The Nebraska National Guard 1057th Military Police Company based in Chadron and Scottsbluff worked with local law enforcement agencies to conduct active shooter training drills at the high school, providing important practice in evaluating and eliminating threats, clearing and securing rooms, and caring for civilians in the line of fire.
Troy Brown, chief deputy with the Scotts Bluff County Sheriff’s Department, explained, “We’re teaching the soldiers to form up as teams, move as a team, evaluate thresholds – what their goal is – move to the threat, and neutralize or isolate any threat they come across.”
Brown further noted he and Scotts Bluff County Deputy Kristopher Still became certified instructors in 2012, and approached Western Nebraska Community College about training officers through the college. “They actually funded a lot of the simunition guns that we use,” Brown said of the college, “and our safety equipment that we use.” Since that first training, they’ve taught in West Point, Kearney, Harlan County, Scotts Bluff County and Chadron.
“The training we’re doing now has been tried, true and tested by special operators overseas, who are doing this in other countries,” Brown said. “They’re learning these skills, and they’re bringing that knowledge when they deploy back.” The University of Texas in San Marcos was the school that originally started the program in 2000, he added, when school shootings were starting to become more common, to better respond to threats.
Two additional trainers – James Jackson and Justin Brunz with the Gering Police Department — were also assisting and have been certified since 2015.
As to training in the high school, Brown said in most places there are long hallways and multiple doorways as well as multiple angles from which threats can come. “What we teach these teams — everything from a two-man to a five-man — is how to negotiate those angles so they have the highest chance of survivability.”

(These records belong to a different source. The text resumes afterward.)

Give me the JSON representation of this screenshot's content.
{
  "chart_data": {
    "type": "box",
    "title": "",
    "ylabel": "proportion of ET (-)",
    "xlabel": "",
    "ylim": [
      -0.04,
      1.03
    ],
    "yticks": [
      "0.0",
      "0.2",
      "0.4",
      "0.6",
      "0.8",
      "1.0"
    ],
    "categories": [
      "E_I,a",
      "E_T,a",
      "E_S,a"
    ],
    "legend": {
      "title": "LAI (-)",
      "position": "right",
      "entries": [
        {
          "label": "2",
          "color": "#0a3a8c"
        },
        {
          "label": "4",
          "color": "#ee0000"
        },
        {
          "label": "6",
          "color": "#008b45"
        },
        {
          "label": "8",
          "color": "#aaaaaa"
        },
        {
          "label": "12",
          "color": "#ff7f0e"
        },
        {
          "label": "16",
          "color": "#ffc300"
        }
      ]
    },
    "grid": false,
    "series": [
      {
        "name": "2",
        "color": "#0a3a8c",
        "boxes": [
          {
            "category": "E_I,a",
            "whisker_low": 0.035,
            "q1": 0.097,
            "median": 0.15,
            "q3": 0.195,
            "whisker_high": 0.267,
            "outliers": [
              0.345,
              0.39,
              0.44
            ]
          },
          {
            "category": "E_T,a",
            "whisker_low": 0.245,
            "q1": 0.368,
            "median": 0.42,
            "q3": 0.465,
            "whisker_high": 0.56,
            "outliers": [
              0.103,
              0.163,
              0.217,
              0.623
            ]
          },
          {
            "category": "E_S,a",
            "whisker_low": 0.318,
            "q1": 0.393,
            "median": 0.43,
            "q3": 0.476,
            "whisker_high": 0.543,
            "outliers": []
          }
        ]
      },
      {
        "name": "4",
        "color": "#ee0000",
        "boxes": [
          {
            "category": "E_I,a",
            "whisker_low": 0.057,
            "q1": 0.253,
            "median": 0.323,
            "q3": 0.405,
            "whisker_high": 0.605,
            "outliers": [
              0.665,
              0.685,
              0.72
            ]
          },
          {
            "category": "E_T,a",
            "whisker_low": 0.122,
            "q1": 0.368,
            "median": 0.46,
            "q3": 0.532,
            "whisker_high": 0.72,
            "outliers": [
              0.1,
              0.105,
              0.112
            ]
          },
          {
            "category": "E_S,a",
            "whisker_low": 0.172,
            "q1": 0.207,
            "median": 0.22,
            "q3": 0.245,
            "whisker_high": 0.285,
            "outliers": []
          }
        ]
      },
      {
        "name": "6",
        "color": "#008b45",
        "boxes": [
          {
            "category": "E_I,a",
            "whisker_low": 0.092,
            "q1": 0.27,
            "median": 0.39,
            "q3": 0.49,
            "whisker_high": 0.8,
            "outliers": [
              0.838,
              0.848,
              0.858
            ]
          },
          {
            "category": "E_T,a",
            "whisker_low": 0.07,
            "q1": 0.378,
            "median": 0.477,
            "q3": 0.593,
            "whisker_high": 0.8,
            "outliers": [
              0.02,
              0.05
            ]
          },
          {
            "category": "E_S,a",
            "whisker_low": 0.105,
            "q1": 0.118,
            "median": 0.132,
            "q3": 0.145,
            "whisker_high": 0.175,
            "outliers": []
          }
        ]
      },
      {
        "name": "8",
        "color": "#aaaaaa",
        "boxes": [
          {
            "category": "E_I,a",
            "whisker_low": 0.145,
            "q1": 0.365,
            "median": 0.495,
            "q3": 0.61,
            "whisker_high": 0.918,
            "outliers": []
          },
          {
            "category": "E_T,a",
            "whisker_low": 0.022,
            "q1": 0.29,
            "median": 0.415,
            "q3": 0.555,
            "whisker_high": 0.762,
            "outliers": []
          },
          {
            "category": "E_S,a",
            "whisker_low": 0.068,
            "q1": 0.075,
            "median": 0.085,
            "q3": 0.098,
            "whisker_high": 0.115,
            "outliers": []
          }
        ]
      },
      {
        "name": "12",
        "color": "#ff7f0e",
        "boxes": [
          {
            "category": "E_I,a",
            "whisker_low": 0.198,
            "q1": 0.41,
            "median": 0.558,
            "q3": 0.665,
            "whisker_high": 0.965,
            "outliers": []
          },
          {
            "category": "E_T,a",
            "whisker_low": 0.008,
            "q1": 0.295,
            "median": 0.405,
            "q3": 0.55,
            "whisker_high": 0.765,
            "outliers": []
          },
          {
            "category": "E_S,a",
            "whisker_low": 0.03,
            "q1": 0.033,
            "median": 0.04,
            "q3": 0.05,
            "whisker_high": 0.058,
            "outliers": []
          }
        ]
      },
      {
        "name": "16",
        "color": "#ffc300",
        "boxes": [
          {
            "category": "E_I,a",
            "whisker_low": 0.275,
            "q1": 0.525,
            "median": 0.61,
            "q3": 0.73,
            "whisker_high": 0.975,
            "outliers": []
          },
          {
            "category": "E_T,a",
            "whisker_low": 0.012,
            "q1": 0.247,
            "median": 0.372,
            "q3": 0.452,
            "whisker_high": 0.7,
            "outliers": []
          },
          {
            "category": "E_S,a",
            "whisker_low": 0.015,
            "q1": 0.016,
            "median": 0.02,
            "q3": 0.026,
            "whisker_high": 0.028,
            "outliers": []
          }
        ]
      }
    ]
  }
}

Regarding the simunitions, the guns represent Glock 17’s, firing 32 caliber bullets — colored soap inside plastic capsules — at about 300 feet per second. “You do hear a bang, you do see a flash, and you do feel an impact if you get hit but it’s not an impact that’s going to cause major injury. The worst you get is a little pucker, maybe tear the skin a little bit.”
The reason for using realistic firearms is to “inoculate” soldiers to the sounds and sights and to continue moving, fighting and putting well-aimed direct fire on the threat.
Among the teachers involved with the training was Craig Nobiling, described by Brown as a “rock star” for his availability as a role-player not only here but other training sites. Brown further added it was Nobiling who ran to the sound of gunfire during the 1995 incident, and took down and held the student shooter until law enforcement arrived. He’s a teacher who understands the importance of this training, Brown said.
Also assisting is Chadron State College Criminal Justice major James Wada, who also understands the importance of the training. “He wants to make sure these guys that are learning get those skills they need to help them survive,” Brown said.
Both Nobiling and Wada are great and lining up role-players for the training, Brown added, and “just having fun with it.”
The school is an ideal setting for the training, as they are typically empty on weekends. Also, instead of a sterile training facility with no obstacles, here the soldiers have to learn maneuvering around desks, chairs and doors, providing a more realistic environment.
Sergeant First Class Matt Dodge, a platoon sergeant for the First Platoon of the 1057th, said it was paramount for the National Guard to receive the training, as he’s been through it with Brown and Still. “I’ve run through this course,” he said, “understood the importance of it for the training aspect of neutralizing an active shooter. On the Army side it’s really important, since we’ve realized since the Fort Hood shooting we’re going to have to work with different agencies to develop a plan and neutralize that threat.”
Dodge further added there will always be different policies with different agencies and they will have to learn to work with that to reach the ultimate goal of saving lives. This type of training helps to inoculate soldiers against the effects of stress. “Once that heart rate gets up to about 180 beats per minute people start to get tunnel vision. You get that auditory exclusion and they’re not able to focus as well. With the simunitions, the blank fliers, having the actors scream and yell helps that stress inoculation, up it a little bit, and they’re able to work with different tactics and different agencies to be successful.”
Overall it’s been successful for the soldiers, Dodge said. They feel like they’re putting in the work and actually getting a skill out of it that they’re going to use later on.